Eventually, the team managed to record George’s icy dismissal of Jeff surreptitiously, then accompany Jeff home. “We didn't bring the camera in. We weren't trying to push that because Jeff was truly devastated,” Hurtsellers says. “So we just went there and we brought him bourbon, and he was crying. And eventually he was like, ‘I want to talk about it. I want people to see this.’”
That was a side effect of working as a small crew so closely while filming these big-hearted people: emotional fallout. “When you're shooting, there's a level of objective emotion you have, at least for me behind the camera. It's almost like a shield,” Hurtsellers says. “But it was really deeply troubling a lot of the time. George is an extremely complicated person. He can be really fun and generous, and then suddenly will bite your hand. That was rarely put towards us, but it was often put towards people we cared about. Yeah, it was hard to be four feet away from some awful stuff.”
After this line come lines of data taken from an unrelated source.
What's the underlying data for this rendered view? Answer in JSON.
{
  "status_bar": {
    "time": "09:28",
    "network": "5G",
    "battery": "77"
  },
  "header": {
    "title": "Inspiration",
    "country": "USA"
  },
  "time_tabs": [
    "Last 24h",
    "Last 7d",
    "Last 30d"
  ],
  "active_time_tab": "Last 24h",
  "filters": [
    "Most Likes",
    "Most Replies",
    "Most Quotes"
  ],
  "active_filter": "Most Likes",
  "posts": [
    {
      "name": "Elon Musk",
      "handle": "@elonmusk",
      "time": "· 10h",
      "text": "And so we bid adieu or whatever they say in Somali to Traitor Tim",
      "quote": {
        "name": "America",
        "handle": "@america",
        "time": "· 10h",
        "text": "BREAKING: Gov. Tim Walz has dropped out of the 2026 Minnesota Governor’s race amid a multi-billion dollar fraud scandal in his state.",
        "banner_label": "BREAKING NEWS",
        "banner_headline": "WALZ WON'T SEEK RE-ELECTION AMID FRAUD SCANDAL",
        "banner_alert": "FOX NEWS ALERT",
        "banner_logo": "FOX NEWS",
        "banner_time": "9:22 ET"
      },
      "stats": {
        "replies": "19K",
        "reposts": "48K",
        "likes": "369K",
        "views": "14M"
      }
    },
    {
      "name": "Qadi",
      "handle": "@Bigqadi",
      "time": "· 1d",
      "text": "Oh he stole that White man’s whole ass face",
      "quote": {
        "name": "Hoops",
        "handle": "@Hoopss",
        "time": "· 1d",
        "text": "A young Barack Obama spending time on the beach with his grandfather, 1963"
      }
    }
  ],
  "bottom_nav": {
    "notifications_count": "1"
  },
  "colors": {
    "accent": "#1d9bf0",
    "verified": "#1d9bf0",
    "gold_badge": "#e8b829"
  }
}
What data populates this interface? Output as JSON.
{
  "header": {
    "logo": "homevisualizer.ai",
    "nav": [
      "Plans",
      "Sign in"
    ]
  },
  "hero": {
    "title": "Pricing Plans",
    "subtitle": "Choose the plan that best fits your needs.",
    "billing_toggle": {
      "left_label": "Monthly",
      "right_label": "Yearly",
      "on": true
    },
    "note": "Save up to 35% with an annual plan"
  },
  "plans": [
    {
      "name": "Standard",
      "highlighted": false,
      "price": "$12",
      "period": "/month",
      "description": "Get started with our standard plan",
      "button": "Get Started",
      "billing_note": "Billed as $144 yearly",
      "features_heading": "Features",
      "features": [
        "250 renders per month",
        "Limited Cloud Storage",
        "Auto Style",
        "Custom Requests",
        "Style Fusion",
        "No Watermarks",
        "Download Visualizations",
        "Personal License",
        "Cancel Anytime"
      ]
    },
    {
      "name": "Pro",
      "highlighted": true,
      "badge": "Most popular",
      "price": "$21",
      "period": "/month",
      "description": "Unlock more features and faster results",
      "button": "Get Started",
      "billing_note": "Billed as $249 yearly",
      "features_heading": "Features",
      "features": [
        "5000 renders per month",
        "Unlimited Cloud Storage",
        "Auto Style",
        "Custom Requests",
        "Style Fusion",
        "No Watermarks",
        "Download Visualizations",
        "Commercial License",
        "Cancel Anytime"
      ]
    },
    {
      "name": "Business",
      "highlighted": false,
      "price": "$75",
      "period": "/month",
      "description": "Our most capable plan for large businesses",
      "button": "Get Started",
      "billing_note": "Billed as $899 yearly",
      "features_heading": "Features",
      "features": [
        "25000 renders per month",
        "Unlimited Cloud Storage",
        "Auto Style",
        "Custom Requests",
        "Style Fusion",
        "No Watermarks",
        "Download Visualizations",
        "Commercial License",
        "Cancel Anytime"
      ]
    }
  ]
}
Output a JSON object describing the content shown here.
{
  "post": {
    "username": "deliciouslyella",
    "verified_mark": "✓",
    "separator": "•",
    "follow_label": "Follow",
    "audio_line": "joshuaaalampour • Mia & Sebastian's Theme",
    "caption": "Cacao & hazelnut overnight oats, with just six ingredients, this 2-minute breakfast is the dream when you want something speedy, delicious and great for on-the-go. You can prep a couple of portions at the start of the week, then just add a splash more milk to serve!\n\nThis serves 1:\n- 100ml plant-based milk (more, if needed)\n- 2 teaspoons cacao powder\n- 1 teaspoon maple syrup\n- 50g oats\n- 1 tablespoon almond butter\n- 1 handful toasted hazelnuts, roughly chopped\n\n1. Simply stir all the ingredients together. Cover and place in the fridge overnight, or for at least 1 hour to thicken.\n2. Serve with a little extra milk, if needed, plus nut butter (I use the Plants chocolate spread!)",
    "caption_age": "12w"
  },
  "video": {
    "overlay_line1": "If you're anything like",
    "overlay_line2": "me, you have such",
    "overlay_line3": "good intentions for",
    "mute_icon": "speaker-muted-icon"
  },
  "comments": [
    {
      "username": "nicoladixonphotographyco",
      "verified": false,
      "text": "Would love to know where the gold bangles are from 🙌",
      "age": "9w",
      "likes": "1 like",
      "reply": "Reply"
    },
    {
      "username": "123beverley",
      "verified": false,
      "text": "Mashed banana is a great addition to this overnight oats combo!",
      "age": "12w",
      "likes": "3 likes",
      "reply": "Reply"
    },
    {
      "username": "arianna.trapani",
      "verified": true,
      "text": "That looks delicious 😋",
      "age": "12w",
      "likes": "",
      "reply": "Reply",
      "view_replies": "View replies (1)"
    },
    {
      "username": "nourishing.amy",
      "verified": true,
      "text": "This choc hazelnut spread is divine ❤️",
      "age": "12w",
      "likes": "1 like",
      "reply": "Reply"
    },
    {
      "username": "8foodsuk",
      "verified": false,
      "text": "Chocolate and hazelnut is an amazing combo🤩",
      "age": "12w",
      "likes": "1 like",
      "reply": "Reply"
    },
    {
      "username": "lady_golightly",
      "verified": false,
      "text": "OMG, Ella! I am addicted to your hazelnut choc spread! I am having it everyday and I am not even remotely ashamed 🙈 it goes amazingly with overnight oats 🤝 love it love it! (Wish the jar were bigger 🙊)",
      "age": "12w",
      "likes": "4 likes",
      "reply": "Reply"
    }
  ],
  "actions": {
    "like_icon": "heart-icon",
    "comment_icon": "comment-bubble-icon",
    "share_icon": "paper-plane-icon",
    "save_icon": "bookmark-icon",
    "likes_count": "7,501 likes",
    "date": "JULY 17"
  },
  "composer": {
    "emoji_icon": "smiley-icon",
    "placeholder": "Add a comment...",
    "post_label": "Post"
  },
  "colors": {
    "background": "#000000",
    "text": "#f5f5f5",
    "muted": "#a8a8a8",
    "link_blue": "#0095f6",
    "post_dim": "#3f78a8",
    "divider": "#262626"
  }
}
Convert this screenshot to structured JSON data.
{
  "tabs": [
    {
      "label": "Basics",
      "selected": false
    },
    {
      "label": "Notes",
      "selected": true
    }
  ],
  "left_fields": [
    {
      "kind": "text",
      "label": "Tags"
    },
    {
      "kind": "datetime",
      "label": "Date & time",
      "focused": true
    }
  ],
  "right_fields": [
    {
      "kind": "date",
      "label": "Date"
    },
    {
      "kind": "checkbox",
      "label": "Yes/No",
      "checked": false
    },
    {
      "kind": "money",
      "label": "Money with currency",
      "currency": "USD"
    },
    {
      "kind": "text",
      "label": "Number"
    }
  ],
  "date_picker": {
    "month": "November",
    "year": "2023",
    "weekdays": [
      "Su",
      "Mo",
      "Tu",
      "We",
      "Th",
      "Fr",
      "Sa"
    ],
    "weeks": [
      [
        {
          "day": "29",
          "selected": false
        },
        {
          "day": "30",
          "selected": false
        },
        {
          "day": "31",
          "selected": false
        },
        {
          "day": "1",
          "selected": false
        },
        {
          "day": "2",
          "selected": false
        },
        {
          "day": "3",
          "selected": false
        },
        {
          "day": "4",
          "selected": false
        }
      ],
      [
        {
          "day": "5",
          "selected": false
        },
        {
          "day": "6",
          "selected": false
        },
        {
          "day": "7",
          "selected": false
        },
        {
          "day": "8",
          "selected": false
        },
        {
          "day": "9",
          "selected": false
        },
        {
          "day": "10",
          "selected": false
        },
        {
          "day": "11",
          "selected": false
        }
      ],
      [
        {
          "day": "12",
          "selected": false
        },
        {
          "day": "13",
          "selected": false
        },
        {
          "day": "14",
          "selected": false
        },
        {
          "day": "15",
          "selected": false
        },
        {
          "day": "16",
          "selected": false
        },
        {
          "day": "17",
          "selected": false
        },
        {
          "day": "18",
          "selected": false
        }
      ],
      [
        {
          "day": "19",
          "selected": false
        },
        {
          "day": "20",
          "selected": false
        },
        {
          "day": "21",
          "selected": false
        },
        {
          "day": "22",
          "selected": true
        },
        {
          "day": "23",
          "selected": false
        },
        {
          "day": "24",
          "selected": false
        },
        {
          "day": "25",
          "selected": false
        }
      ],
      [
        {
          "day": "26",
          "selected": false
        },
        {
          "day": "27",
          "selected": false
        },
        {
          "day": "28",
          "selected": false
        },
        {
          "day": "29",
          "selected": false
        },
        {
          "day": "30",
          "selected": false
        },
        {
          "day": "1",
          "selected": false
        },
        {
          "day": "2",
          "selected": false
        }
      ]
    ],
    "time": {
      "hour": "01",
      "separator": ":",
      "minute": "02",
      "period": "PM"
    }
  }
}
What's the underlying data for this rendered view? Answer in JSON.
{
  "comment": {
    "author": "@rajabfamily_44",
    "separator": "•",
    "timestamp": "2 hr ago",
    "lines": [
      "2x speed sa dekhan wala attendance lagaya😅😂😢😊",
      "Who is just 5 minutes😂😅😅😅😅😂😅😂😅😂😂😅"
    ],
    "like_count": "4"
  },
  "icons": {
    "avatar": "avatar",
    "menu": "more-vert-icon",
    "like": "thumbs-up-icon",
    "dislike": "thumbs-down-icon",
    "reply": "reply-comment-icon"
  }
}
Luckily, the crew had movie nights back at their Airbnb to unwind with, and a true leader in Oppenheimer. ”Lance is exceptional,” Hurtsellers says. “Obviously, I brought some of my sensibility, but Lance has really got such an eye for humor and humanity and guiding the ship and the camera.. He's got such a vision. It was so cool to be along for it.”
Nate Hurtsellers is the cinematographer behind Lance Oppenheimer’s Ren Faire and his short, Frank, as well as Netflix’s Bonding and the feature films Down Low and Theater Camp. (As always, this partial list of credits is indicative of nothing more than my idiosyncratic tastes.)